IL 1st App. / Trigger & “DOFE”
Time of “Occurrence” Inferred from Complaint
The Illinois Appellate Court’s First District, in an opinion written by Justice Cobbs with Justices McBride and Howse concurring, upheld a lower court judgement on the pleadings in a declaratory judgement action filed by Liberty Mutual Fire Insurance Company and Liberty Insurance Corporation (“Liberty”) against its insured, Ferrara Candy Co. The Appellate Court held that Liberty had no duty to defend Ferrara Candy, and that Ferrara Candy must repay costs incurred while Liberty defended an underlying suit under a reservation of rights. The Appellate Court found that even if the time of occurrence is not specified in a complaint, a presumption in favor of duty to defend may be rebutted.
The underlying action against Ferrara Candy arose from a dispute with a rival candy company, Promotions in Motion Inc. (“PIM”). Ferrara Candy was formed as the result of a merger between Ferrara Pan and Farley’s & Sather Candy Company, which was publicly announced in June 2012 and effective on January 1, 2013. Prior to the merger, Ferrara Pan had provided contract manufacturing services to PIM. Ferrara Candy continued to provide these services after the merger. PIM later sued Ferrara Candy for misappropriation of trade secrets, trade dress infringement, and unfair competition.
Liberty insured Ferrara Pan under two successive primary commercial general liability policies, one for the policy term of April 3, 2011 to May 10, 2012 and one for the policy term of May 10, 2012 to May 10, 2013. Liberty also insured Ferrara Pan under two successive umbrella liability policies for the same terms. Concurrent with the announcement of the merger in June 2012, Ferrara Pan cancelled its insurance policies with Liberty, effective June 18, 2012. When PIM filed suit in 2015, Ferrara Candy, as a successor in interest to the Ferrara Pan policies, notified Liberty and Liberty defended under a reservation of rights. However, after discovery closed and after PIM filed a second amended complaint, Liberty withdrew defense and sued Ferrara Candy seeking a declaratory judgement that it had no duty to defend or indemnify and seeking repayment of all defense costs in the underlying suit.

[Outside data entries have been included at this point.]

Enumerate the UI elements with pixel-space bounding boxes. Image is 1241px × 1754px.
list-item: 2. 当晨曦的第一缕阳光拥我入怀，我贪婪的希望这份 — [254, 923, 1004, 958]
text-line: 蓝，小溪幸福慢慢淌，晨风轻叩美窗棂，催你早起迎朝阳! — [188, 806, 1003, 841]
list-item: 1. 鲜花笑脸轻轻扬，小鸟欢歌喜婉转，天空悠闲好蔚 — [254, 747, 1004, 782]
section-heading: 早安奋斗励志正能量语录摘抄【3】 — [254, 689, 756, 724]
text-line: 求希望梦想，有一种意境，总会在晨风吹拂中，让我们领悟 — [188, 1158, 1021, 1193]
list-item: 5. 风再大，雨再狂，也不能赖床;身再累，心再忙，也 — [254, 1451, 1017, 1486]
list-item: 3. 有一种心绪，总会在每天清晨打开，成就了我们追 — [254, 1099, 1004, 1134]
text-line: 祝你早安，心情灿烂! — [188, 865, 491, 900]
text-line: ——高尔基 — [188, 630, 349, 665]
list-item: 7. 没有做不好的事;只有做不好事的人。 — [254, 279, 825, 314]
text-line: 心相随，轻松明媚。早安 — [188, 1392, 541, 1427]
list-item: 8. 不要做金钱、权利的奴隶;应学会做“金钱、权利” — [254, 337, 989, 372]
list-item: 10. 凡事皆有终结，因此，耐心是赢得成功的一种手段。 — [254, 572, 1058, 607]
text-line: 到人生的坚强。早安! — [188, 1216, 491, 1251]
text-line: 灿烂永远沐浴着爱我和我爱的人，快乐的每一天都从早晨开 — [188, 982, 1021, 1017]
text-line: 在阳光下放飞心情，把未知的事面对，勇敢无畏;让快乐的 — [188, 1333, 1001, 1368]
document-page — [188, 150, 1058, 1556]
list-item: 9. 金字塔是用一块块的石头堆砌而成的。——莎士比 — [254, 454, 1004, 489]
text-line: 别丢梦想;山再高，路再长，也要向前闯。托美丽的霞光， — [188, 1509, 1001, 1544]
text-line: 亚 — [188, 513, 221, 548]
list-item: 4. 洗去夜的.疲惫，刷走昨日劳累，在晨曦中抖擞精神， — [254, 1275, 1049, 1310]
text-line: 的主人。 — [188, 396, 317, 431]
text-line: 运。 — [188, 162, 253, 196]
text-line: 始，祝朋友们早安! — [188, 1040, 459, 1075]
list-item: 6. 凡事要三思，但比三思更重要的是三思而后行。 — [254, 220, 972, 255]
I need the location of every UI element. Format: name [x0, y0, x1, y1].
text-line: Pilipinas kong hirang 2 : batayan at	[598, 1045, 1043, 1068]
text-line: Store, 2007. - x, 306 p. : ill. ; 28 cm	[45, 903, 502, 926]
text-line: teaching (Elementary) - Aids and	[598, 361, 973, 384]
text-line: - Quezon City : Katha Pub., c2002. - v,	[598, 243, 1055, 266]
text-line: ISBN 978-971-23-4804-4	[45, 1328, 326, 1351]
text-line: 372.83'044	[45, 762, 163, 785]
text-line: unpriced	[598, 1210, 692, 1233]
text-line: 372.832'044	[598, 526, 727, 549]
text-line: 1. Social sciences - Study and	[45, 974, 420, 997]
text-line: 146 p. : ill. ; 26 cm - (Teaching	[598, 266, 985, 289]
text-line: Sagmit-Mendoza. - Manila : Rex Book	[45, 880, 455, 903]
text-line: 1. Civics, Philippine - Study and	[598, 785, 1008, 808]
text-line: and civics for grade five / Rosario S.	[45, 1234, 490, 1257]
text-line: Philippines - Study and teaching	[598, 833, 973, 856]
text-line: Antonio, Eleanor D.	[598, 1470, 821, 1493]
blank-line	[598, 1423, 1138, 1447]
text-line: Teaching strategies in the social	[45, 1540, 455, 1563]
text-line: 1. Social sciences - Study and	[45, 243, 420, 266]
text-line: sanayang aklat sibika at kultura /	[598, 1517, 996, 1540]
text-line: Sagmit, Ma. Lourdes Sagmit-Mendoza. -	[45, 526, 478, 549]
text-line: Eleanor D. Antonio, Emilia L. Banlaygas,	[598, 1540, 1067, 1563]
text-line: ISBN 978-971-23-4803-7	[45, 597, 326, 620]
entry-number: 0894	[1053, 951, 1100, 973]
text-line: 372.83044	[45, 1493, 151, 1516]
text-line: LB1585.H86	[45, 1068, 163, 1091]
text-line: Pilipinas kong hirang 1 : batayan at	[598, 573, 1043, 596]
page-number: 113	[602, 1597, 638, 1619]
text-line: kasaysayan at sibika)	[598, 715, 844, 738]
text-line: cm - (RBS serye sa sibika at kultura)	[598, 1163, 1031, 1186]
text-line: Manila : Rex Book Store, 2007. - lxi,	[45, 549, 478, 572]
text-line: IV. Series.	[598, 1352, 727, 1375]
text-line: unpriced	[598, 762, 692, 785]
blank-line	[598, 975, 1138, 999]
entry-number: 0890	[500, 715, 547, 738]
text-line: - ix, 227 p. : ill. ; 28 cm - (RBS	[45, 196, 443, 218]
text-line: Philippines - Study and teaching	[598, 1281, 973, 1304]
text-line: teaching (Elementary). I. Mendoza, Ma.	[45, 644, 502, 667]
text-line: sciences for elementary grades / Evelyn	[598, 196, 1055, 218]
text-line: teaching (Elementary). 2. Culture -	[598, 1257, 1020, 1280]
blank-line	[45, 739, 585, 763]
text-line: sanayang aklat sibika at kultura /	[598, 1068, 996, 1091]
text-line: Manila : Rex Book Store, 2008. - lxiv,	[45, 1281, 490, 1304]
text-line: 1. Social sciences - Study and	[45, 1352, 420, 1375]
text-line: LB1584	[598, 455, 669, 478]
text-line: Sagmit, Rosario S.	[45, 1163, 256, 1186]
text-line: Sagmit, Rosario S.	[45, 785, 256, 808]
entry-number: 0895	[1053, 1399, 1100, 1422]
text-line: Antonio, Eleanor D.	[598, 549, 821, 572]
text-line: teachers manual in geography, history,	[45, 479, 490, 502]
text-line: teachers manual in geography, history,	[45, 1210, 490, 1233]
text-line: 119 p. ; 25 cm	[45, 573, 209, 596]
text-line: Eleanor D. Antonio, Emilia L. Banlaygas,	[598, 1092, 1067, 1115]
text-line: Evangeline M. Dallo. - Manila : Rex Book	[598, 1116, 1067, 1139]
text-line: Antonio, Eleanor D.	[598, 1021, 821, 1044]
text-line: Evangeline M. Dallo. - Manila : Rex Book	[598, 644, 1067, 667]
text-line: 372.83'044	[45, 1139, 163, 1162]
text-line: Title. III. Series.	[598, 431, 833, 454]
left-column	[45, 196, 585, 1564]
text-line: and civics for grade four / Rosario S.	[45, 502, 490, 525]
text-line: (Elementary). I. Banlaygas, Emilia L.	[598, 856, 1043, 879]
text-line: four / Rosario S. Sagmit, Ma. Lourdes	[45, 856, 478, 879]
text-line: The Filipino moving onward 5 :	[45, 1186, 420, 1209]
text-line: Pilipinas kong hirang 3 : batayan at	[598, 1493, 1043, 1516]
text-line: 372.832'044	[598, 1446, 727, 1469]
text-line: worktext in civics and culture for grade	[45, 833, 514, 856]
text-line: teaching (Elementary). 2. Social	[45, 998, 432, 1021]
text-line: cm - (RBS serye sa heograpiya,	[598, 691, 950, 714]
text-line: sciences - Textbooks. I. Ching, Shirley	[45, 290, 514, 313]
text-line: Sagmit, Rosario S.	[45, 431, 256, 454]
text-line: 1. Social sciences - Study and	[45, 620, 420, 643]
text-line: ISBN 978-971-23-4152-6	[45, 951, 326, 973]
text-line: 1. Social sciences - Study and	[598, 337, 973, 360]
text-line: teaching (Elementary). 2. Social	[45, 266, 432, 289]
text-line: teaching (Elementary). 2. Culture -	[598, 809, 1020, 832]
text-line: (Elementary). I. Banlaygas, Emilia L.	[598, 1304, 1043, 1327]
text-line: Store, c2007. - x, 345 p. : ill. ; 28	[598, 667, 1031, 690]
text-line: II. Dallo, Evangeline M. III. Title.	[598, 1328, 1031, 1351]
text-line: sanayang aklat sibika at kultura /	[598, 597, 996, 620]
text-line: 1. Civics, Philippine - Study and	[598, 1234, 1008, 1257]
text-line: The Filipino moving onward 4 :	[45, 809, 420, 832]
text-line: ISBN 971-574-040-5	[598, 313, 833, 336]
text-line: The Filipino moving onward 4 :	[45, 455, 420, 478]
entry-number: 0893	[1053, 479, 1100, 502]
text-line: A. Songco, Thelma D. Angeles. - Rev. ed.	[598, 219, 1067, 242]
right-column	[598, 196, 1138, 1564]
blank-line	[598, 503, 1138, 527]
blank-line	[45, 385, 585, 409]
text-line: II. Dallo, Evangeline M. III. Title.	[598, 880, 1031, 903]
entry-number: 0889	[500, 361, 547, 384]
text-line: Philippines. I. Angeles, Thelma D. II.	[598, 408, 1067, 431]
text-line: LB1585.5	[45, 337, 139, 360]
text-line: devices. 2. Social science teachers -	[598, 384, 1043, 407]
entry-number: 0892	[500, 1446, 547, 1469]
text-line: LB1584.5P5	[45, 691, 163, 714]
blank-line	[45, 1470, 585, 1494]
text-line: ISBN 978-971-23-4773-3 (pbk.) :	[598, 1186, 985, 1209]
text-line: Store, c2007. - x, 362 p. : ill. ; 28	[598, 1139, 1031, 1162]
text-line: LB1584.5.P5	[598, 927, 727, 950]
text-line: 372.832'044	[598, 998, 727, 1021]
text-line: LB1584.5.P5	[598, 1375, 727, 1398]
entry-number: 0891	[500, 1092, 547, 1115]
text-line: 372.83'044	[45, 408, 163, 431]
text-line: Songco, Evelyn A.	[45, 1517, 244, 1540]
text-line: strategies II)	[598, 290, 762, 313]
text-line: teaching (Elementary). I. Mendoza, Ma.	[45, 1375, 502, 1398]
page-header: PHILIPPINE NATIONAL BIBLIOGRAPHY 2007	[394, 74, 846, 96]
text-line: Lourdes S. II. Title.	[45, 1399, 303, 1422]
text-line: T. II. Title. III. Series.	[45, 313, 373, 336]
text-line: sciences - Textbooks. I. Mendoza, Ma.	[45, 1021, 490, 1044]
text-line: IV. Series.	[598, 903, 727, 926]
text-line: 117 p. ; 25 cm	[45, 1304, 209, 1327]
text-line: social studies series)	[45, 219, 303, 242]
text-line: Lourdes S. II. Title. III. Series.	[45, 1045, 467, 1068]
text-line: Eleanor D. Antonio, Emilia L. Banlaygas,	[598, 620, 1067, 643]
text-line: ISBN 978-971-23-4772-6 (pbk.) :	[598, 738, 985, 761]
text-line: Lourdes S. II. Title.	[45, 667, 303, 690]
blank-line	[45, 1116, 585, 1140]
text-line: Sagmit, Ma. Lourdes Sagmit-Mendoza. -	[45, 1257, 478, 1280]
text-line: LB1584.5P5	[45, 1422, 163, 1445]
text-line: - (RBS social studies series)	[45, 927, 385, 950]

Liberty argued that the alleged actions in the underlying suit occurred after Ferrara Pan had cancelled the policy in June 2012, and therefore, there was no possibility of coverage. Ferrara in turn argued that the PIM complaint did not specify a time at which the alleged infringement occurred and based on the ruling in Illinois Tool Works Inc. v. Travelers Casualty & Surety Co., 2015 IL App (1st) 132350, “ambiguous or unstated time period must be resolved in favor of a duty to defend.”
However, the Appellate Court found Illinois Tool Works to be distinguishable. In the case at hand, while the time of the underlying occurrences was not specified, the rest of the complaint made it clear that PIM was raising allegations against Ferrara Candy, not Ferrara Pan. Reading the complaint in its entirety, the Appellate Court found that it “does not leave open the possibility that the claimed violations or injuries stemmed from the conduct of Ferrara Pan, the entity that existed during the time the policies were in effect.”
The Appellate Court also agreed with Liberty that it could recoup defense costs in the underlying action because the policies contained a Defense Cost endorsement, which provided the right to reimbursement for defense cost, and because Liberty had conducted its entire defense under a reservation of rights. Liberty Mutual Fire Ins. Co. v. Ferrara Candy Co., 2019 IL App. (1st) 181385-U (Dec. 11, 2019).